Noch bevor Kyra vorstürmen konnte, hielt Lia sie plötzlich fest und redete ihr leise zu sich bitte zu beruhigen. Aber sobald ihre Eltern ins Spiel kamen, war mit ihr nicht länger zu scherzen und sie würde gerade nichts lieber tun, als diesem Schnösel sein widerwärtiges Grinsen von der Fresse zu polieren!

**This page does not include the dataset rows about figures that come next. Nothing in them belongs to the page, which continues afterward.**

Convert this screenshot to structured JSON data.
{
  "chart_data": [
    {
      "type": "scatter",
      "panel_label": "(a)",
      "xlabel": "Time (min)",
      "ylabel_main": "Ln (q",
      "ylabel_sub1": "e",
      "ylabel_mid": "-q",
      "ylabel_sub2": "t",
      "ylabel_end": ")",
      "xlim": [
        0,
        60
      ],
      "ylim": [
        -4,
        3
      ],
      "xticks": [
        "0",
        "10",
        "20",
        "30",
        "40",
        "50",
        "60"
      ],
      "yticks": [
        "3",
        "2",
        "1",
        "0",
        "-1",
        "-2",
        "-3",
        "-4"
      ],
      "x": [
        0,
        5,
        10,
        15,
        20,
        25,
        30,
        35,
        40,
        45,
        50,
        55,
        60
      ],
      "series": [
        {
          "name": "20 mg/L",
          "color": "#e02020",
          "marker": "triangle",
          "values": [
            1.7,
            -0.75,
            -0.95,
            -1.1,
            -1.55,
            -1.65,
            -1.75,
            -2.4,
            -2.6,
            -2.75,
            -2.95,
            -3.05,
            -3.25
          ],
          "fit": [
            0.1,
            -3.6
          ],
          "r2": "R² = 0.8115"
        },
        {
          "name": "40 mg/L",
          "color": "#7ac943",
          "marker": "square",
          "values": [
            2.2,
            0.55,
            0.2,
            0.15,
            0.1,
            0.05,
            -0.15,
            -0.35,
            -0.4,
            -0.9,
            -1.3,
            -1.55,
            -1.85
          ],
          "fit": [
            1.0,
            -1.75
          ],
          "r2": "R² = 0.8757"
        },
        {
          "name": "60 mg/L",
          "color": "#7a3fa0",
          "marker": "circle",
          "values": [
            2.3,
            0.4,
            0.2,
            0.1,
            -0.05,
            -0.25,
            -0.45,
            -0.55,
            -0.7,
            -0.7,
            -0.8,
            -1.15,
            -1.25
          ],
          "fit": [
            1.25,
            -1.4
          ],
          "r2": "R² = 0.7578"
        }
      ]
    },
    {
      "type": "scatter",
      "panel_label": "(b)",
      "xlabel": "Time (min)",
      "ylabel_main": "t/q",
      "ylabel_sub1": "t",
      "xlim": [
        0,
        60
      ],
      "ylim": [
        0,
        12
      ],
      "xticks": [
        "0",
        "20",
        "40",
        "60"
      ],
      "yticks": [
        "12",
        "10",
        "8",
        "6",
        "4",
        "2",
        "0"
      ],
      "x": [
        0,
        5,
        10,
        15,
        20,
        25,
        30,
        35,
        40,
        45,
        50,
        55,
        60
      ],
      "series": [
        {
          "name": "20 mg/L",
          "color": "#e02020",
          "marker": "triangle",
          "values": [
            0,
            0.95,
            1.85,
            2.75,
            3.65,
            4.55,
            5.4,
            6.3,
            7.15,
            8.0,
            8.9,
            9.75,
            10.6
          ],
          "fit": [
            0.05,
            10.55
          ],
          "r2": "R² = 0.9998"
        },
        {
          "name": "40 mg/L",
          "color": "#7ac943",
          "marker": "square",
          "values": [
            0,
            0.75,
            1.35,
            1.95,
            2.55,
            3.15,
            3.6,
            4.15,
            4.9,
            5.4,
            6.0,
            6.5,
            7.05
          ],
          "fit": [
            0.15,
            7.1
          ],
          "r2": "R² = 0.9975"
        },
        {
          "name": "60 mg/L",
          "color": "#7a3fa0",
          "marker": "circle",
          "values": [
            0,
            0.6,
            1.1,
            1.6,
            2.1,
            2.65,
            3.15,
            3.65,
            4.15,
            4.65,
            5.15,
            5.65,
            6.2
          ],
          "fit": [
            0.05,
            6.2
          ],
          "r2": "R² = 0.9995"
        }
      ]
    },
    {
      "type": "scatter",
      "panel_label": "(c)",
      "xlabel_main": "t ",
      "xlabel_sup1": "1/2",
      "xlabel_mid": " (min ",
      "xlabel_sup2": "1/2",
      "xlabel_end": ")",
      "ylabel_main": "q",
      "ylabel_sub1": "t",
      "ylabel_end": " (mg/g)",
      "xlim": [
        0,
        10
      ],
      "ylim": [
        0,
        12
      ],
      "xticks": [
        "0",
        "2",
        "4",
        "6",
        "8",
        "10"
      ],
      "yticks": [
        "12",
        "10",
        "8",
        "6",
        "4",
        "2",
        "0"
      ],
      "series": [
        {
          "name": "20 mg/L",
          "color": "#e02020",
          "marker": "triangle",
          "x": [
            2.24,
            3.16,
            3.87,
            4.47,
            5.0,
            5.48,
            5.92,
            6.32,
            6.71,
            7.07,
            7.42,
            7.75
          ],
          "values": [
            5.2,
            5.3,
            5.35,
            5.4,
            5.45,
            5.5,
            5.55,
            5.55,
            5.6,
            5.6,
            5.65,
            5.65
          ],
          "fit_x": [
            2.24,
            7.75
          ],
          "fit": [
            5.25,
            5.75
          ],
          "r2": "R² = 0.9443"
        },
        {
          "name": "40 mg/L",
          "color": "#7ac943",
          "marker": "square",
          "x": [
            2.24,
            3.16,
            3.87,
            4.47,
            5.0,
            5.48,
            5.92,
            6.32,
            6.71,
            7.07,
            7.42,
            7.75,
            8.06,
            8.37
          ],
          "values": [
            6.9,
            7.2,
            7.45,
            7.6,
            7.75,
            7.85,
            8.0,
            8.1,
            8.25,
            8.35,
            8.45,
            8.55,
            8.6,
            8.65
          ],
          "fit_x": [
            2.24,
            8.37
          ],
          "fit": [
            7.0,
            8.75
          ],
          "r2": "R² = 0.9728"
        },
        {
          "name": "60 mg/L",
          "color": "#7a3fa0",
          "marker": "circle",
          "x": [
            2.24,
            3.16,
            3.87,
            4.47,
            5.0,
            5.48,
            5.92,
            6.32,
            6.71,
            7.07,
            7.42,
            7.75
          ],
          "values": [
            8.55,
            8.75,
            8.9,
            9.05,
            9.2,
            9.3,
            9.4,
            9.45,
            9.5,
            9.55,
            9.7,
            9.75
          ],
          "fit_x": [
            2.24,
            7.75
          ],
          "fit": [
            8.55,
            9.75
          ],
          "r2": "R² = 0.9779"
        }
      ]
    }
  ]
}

»Wobei ... wer weiß ob dein Vater nicht doch noch lebt und einfach keine Lust mehr hatte, sich um solch ein störrisches Kleinkind zu kümmern? Sicher waren ihm deine ständigen Prügeleien einfach zu viel und er macht sich jetzt da draußen ein schönes Leben mit seinen Piratenfreunden. So jemand hat es ohnehin nicht verdient sich einer von uns nennen zu dürfen!«

Mit einem letzten Ruck befreite Kyra sich aus Lias Griff und stürmte auf Daeron zu, dem sie endlich ihre geballte Faust entgegen hieb und dabei zuhörte, wie das Nasenbein unter der Kraft nachgab und brach. Frisches Blut lief ihm daraufhin über das untere Gesicht und voller Abscheu blickten sich beide Greife nun entgegen, beide Körper voller Anspannung und dazu bereit den Kampf nach draußen zu verlegen. Ihre Krallen blitzten bereits auf, als sich diese nun begannen leicht in ihre eigene, weiche Haut zu bohren.

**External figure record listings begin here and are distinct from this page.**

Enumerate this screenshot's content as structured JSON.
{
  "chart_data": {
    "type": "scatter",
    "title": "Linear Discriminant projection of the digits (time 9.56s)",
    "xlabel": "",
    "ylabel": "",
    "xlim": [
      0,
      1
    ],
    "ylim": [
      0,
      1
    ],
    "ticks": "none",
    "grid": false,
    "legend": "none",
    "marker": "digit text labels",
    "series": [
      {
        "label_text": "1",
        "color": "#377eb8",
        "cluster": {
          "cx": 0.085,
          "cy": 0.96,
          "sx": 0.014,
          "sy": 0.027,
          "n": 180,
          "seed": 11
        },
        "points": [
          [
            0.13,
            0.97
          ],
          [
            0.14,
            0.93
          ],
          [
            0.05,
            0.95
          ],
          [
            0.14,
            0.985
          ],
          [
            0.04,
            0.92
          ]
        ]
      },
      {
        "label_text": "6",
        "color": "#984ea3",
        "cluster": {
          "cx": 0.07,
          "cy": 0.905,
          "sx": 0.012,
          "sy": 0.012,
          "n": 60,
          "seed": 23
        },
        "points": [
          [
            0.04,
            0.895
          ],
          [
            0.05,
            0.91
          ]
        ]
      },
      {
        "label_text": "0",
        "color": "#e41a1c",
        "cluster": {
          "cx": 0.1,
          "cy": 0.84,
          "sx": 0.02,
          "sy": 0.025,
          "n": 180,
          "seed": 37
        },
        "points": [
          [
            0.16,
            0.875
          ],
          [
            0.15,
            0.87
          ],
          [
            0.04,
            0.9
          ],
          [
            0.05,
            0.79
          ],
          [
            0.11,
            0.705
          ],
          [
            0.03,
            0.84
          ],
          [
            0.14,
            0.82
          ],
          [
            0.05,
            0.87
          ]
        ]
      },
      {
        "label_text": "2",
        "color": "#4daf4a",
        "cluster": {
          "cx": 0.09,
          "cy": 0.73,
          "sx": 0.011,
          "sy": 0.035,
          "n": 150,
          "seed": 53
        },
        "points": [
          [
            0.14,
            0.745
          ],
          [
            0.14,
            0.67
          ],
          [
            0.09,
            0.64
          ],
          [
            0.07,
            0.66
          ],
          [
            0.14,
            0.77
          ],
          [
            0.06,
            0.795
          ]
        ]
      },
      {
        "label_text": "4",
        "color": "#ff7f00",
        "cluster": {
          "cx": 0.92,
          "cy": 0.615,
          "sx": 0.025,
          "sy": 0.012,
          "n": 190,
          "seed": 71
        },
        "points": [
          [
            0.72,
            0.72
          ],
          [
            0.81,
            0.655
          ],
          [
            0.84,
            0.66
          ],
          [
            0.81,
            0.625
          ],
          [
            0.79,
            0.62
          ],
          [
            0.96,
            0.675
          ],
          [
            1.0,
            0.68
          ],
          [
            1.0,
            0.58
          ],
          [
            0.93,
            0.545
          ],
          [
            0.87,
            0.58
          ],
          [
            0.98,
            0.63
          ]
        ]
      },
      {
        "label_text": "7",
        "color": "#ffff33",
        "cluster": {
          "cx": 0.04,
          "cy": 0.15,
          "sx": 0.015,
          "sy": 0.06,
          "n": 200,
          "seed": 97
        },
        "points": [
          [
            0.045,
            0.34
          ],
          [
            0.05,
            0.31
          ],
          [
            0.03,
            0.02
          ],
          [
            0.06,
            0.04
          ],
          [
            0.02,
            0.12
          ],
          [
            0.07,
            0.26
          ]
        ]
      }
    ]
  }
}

»Du weißt nichts! Absolut nichts! Also nimm nur gerne noch einmal solche Worte in den Mund und ich reiße dir mit Freuden deine verlogene Zunge raus!«, brachte sie nur mit Mühe hervor, ehe sie noch auf dem Absatz kehrt machte und alles andere ignorierend nach draußen eilte.

Was noch alles im Speisesaal vor sich ging und was nun noch alles auf ihre Gerüchte hinzukam, war ihr schleierhaft und noch dazu mehr als egal. Sie brauchte gerade einfach einen Ort, an dem sie alleine sein konnte, um nichts und niemanden zu verletzen. Denn die Wut in ihr brodelte unaufhaltsam und drohte fast an die Oberfläche zu kommen. Bereits zu oft war ihr dies passiert und sie würde den Teufel tun solche Fehler nun zum hundertsten Mal zu wiederholen!

Mit diesen Gedanken lief sie einfach weiter in die dichten Wälder hinein, war dabei aber nicht auf dem Weg zu ihrer Hütte. Stattdessen lief sie weiter und bog in noch dichteres Unterholz, riss sich an den rauen Wurzeln entlang und bog schließlich auf einen breiten Pfad ein, an dessen Ende ihr bereits der Klang fließenden Wassers entgegen kam. Und sobald sich das tiefe Blätterdach lichtete, offenbarte sich der Greifin eine große Quelle, die von einem rauschenden Wasserfall gespeist wurde, auf dessen Klippen sie als Kind oft gesessen hatte. Heute jedoch blieb sie unten, riss sich unwirsch die wenigen, kurzen Klamotten von ihrem Leib, streifte die Stiefel ab und stürzte sich kopfüber in das eisige Nass, welches ihren Körper sogleich wie eine dunkle Schneedecke umgab und ihre Haut prickeln ließ.

Der kurze Schmerz war eine willkommene Ablenkung und nachdem Kyra einige Atemzüge lang unter Wasser geblieben war, durchbrach ihr Kopf nach wenigen Minuten die Oberfläche. Die Augen dabei geschlossen und das Gesicht gen Himmel gereckt, an dem die Sonne noch immer für Wärme sorgte. Dabei bemerkte sie nicht einmal, wie sich das perlende Wasser mit ihren Tränen vermischte und sich gemeinsam in der Quelle fand, welche für einen Sekundenbruchteil von einem mystischen Leuchten durchdrungen wurde. Ein Leuchten, das sie kaum bemerkte und welches sofort wieder verschwand, sobald sie die Lider vorsichtig öffnete.

Vater ... wo bist du bloß?

Alte Erinnerungen brandeten auf die junge Greifenfrau ein, doch noch bevor sie sich diesen hingeben und alten, friedlichen Zeiten nachtrauern konnte, ließ sie eine fremde Stimme voller Panik innehalten.